Sometimes the tables in PDF documents have been rotated 90°. You need to be able to rotate the tables back to a normal orientation before any conversion tool will be able to identify them as text. But just rotating the page in Acrobat Reader or Preview, for example, won’t work. You need to rotate the table itself. To do this you need a proper PDF editor such as Acrobat Pro or Nitro Pro.
If you have Acrobat Pro, here’s what you do:
- If you your tables are part of a larger document, open your document and using the Organise Pages option, extract the pages with the tables you want to rotate. If you want to extract a number of consecutive pages, it’s simpler to extract them into separate files.
- Open the page with the table on it. Go to the View menu and rotate view until your table is upright.
- If there headers and footers, or any other text, that are not rotated in the same direction as your table remove them using the Edit PDF function – you need to delete them, covering them up doesn’t work.
- Go to the Enhance Scans option and choose Recognise Text, check the settings to make sure the option “Save as editable text and images” is selected. This may take a few minutes and when it’s finished your table may be rotated 90% again.
- Go back to View and rotate your page till the table is upright again. Then save your file.
- You can try to convert your page to an Excel spreadsheet using the Export PDF function, but I find that Tabula generally does the job better.
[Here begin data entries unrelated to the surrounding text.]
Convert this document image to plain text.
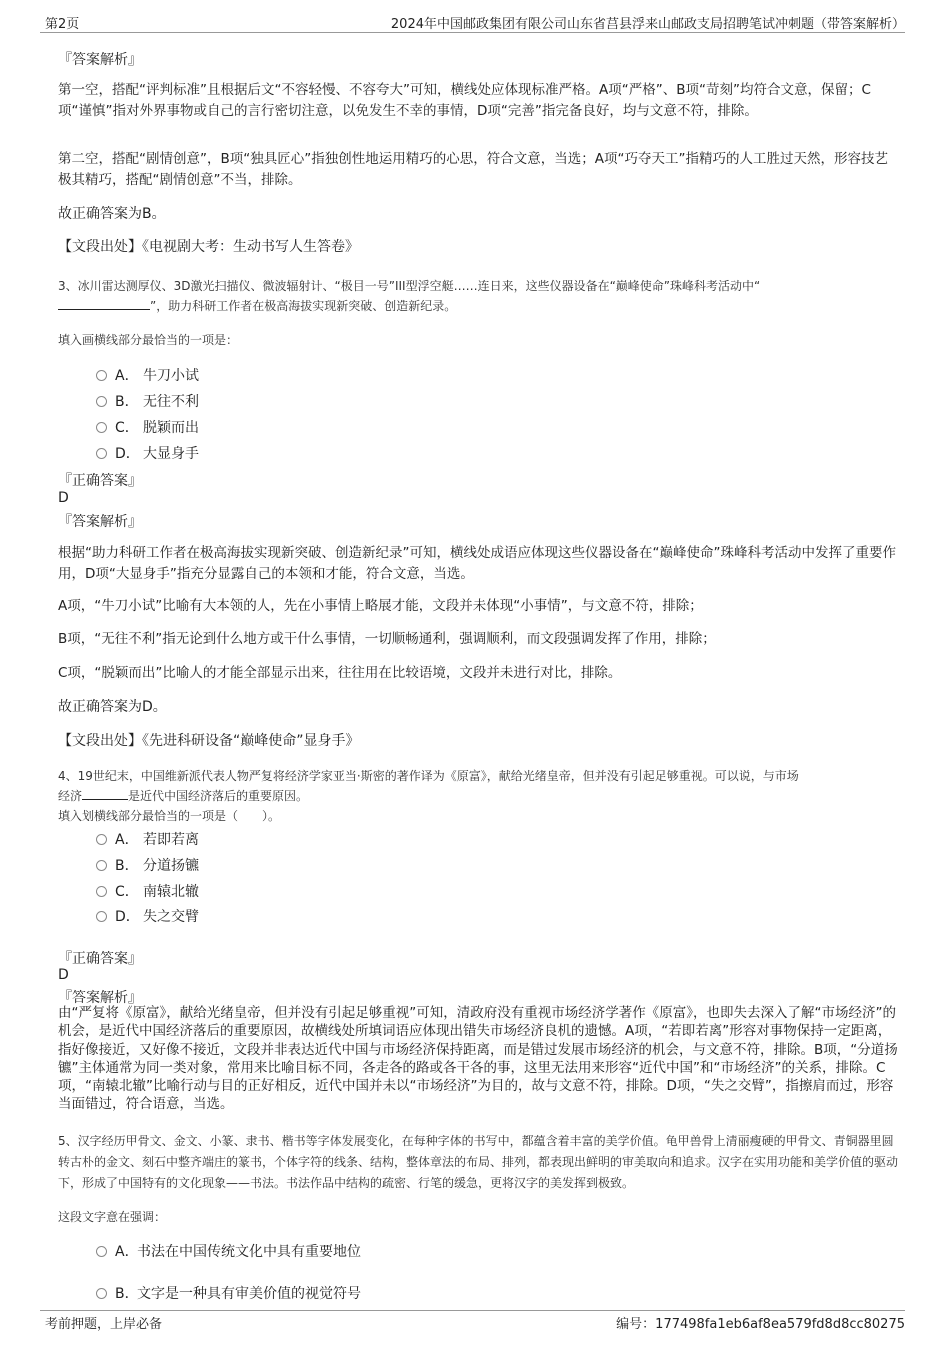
第2页	2024年中国邮政集团有限公司山东省莒县浮来山邮政支局招聘笔试冲刺题（带答案解析）
『答案解析』
第一空，搭配“评判标准”且根据后文“不容轻慢、不容夸大”可知，横线处应体现标准严格。A项“严格”、B项“苛刻”均符合文意，保留；C项“谨慎”指对外界事物或自己的言行密切注意，以免发生不幸的事情，D项“完善”指完备良好，均与文意不符，排除。
第二空，搭配“剧情创意”，B项“独具匠心”指独创性地运用精巧的心思，符合文意，当选；A项“巧夺天工”指精巧的人工胜过天然，形容技艺极其精巧，搭配“剧情创意”不当，排除。
故正确答案为B。
【文段出处】《电视剧大考：生动书写人生答卷》
3、冰川雷达测厚仪、3D激光扫描仪、微波辐射计、“极目一号”III型浮空艇……连日来，这些仪器设备在“巅峰使命”珠峰科考活动中“
”，助力科研工作者在极高海拔实现新突破、创造新纪录。
填入画横线部分最恰当的一项是：
A． 牛刀小试
B． 无往不利
C． 脱颖而出
D． 大显身手
『正确答案』
D
『答案解析』
根据“助力科研工作者在极高海拔实现新突破、创造新纪录”可知，横线处成语应体现这些仪器设备在“巅峰使命”珠峰科考活动中发挥了重要作用，D项“大显身手”指充分显露自己的本领和才能，符合文意，当选。
A项，“牛刀小试”比喻有大本领的人，先在小事情上略展才能，文段并未体现“小事情”，与文意不符，排除；
B项，“无往不利”指无论到什么地方或干什么事情，一切顺畅通利，强调顺利，而文段强调发挥了作用，排除；
C项，“脱颖而出”比喻人的才能全部显示出来，往往用在比较语境，文段并未进行对比，排除。
故正确答案为D。
【文段出处】《先进科研设备“巅峰使命”显身手》
4、19世纪末，中国维新派代表人物严复将经济学家亚当·斯密的著作译为《原富》，献给光绪皇帝，但并没有引起足够重视。可以说，与市场
经济	是近代中国经济落后的重要原因。
填入划横线部分最恰当的一项是（　　）。
A． 若即若离
B． 分道扬镳
C． 南辕北辙
D． 失之交臂
『正确答案』
D
『答案解析』
由“严复将《原富》，献给光绪皇帝，但并没有引起足够重视”可知，清政府没有重视市场经济学著作《原富》，也即失去深入了解“市场经济”的机会，是近代中国经济落后的重要原因，故横线处所填词语应体现出错失市场经济良机的遗憾。A项，“若即若离”形容对事物保持一定距离，指好像接近，又好像不接近，文段并非表达近代中国与市场经济保持距离，而是错过发展市场经济的机会，与文意不符，排除。B项，“分道扬镳”主体通常为同一类对象，常用来比喻目标不同，各走各的路或各干各的事，这里无法用来形容“近代中国”和“市场经济”的关系，排除。C项，“南辕北辙”比喻行动与目的正好相反，近代中国并未以“市场经济”为目的，故与文意不符，排除。D项，“失之交臂”，指擦肩而过，形容当面错过，符合语意，当选。
5、汉字经历甲骨文、金文、小篆、隶书、楷书等字体发展变化，在每种字体的书写中，都蕴含着丰富的美学价值。龟甲兽骨上清丽瘦硬的甲骨文、青铜器里圆转古朴的金文、刻石中整齐端庄的篆书，个体字符的线条、结构，整体章法的布局、排列，都表现出鲜明的审美取向和追求。汉字在实用功能和美学价值的驱动下，形成了中国特有的文化现象——书法。书法作品中结构的疏密、行笔的缓急，更将汉字的美发挥到极致。
这段文字意在强调：
A．
书法在中国传统文化中具有重要地位
B．
文字是一种具有审美价值的视觉符号
考前押题，上岸必备	编号：177498fa1eb6af8ea579fd8d8cc80275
Always check the converted data against the original documents because sometimes 8s can be mistaken for 6s or Bs. But even if your converted document isn’t absolutely perfect, converting it this way will be much quicker than manually typing it into a spreadsheet.
Converting scanned PDFs
In a scanned PDF, a table will be identified as an image rather than text, so if you want to extract the data from a table you first need to convert it to text with something that has optical character recognition (OCR). You can use Acrobat Pro or Nitro Pro. Acrobat Pro’s Enhance Scans tool should recognise the text in your pdf as long as the quality of the scan isn’t terrible. Sometimes it helps to save a snapshot of the table you want to extract into its own pdf before you use the Enhance Scans tool. Once the scan is converted to text and images I still save it as a pdf and convert it to a CSV with Tabula. And, of course, always check your data against the original.
Password protected PDFs
Sometimes pdfs are password protected so that you can’t edit them or convert them to any other format. If you have a Mac with Preview try opening your PDF in Preview, then select the Export as PDF option under the File menu. Open the new version of your PDF and see if you’re able convert it to a spreadsheet now.